Table of Contents
Introduction
Apache Kafka is a distributed publish-subscribe messaging system. It can be used for metrics, tracking data, and intra-application queuing. WhereHows uses Kafka clients to listen and track the dataset ETL, schema and ownership related messages. The received Kafka messages give us near instant information about the events, updates and changes. This is different from the ETL jobs based information ingestion. ETL jobs are doing batch processing and are processed at pre-defined time of day. Kafka processing is done as soon as the Kafka client get one message.
There are some kafka processors for Gobblin emitted dataset ETL related events. See the detail in Gobblin Kafka Integration. We plan to add more listened Kafka topics and corresponding processors to WhereHows to track dataset schema changes and other useful information.

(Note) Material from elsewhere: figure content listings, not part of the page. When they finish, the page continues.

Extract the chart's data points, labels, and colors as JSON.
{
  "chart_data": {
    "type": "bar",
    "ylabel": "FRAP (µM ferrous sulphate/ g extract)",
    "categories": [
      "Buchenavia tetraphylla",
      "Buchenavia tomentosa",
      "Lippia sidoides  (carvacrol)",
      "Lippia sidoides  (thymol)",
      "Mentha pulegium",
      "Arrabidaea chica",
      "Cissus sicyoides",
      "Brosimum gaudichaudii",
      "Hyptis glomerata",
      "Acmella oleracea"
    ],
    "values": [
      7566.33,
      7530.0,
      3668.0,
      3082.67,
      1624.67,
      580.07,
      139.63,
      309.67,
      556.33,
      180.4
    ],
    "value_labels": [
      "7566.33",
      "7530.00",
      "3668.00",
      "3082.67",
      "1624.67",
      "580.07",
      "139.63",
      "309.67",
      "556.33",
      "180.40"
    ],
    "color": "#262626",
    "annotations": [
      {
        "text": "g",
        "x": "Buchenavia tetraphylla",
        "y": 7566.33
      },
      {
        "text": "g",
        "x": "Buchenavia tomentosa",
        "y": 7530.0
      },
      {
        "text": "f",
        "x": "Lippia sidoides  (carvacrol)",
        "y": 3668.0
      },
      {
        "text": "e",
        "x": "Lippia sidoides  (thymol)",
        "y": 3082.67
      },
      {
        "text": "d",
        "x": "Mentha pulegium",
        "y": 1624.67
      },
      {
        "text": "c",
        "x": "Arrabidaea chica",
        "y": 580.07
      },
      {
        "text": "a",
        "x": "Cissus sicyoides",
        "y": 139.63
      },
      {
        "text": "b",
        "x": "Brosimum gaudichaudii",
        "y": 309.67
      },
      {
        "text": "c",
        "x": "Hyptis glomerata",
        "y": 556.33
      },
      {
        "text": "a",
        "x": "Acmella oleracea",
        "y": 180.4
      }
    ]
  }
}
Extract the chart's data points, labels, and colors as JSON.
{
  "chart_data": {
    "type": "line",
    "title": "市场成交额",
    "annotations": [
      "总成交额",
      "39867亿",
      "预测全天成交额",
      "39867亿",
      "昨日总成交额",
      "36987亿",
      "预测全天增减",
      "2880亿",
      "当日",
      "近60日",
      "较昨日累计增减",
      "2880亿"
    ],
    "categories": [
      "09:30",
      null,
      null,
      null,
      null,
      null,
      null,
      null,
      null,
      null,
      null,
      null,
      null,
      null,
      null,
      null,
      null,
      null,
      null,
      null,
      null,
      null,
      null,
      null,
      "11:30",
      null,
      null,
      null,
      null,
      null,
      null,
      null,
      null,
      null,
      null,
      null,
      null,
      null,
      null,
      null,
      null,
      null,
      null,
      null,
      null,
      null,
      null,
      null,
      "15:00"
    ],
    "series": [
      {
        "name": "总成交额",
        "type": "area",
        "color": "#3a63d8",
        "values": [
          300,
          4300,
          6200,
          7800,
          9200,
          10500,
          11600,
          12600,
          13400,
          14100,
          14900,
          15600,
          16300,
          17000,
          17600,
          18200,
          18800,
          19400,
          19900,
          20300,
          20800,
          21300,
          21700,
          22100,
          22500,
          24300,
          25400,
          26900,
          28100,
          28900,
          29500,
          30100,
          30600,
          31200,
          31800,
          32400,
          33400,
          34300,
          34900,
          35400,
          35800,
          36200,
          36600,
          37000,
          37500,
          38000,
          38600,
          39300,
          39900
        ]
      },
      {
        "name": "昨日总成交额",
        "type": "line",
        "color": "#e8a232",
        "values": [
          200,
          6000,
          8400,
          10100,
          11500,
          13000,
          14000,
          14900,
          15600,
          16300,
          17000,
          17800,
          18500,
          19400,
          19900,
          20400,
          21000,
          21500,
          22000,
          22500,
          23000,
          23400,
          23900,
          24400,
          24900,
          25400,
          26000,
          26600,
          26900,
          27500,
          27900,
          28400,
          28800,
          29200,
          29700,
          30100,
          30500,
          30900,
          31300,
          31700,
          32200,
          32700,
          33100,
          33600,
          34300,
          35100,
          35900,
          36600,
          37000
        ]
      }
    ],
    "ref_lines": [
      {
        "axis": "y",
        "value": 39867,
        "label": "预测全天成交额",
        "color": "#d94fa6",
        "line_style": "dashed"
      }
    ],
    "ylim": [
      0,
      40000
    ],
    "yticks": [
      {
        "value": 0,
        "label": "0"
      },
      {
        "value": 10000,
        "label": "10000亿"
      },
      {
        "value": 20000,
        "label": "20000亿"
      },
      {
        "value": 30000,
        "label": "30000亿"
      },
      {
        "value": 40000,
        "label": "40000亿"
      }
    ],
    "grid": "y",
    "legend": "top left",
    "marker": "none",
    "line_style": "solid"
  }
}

A developer can also use this guide to integrate Kafka and write customized processors as needed.
Kafka Clients
Before starting using Kafka, the introduction and documentation of Apache Kafka can be found here: http://kafka.apache.org/documentation.html#introduction
We imported Confluent Kafka Client into WhereHows but also extended the supported SchemaId type. (See SchemaId.java) Based on the Kafka system setting, developer can choose the matching SchemaId type in AbstractKafkaAvroSerDe.java
Listen to Kafka Messages
Major Related Code: KafkaConsumerMaster KafkaConsumerWorker
At startup, the KafkaConsumerMaster will initiate and check the field "kafka.consumer.etl.jobid=[]" in backend application.conf and then get the configuration of from database much like an ETL job. Then for each topic it will contact zookeeper to get the connection and start a KafkaConsumerWorker Akka actor to listen to the connection. Whenever a message is received by the worker, a topic-specific processor is invoked to process the message and writes the result to database or feed to other APIs.
Add Kafka Topics to Consume
We are making progress in integrating more Kafka topics and processors into WhereHows. But each different use case may have different message format and require different processor. Developer can easily set up Kafka configurations and add new Kafka topics to consume.
- Prepare processor and database table
Each topic needs a processor to handle the received messages, and the final results and information and often write to database immediately. The abstract KafkaConsumerProcessor.java can be a guideline to write specific processor.
- Config Kafka client
Kafka client needs several configurations to function properly. The following is a set of properties for a Kafka consumer group.
configuration key | description |
---|---|
group.id | kafka consumer group id |
schemaRegistryUrl | the schema register url for getting schema to deserialize messages |
zookeeper.connect | zookeeper url of the kafka system |
zookeeper.session.timeout.ms | zookeeper timeout interval in milliseconds |
zookeeper.sync.time.ms | zookeeper synchronize period in milliseconds |
auto.commit.interval.ms | zookeeper auto commit interval in milliseconds |
kafka.topics | kafka topics to consume |
kafka.processors | the processor class for each kafka topics |
kafka.db.tables | the tables to save the kafka message processed results |
Note that each Kafka consumer group can have several topics, so the last three properties "kafka.topics", "kafka.processors", "kafka.db.tables" are comma separated strings, and they must have equal number of elements. The first topic will use the first processor and the first db table, and so on.
- Write results to staging table
The processed kafka messages generate java records after retrieving the information from the messages. The format and content of the corresponding records can be found in wherehows-common schemas. The records are then stored in corresponding staging tables for later analysis or merge with final tables. The staging table DDL is in kafka_tracking.sql.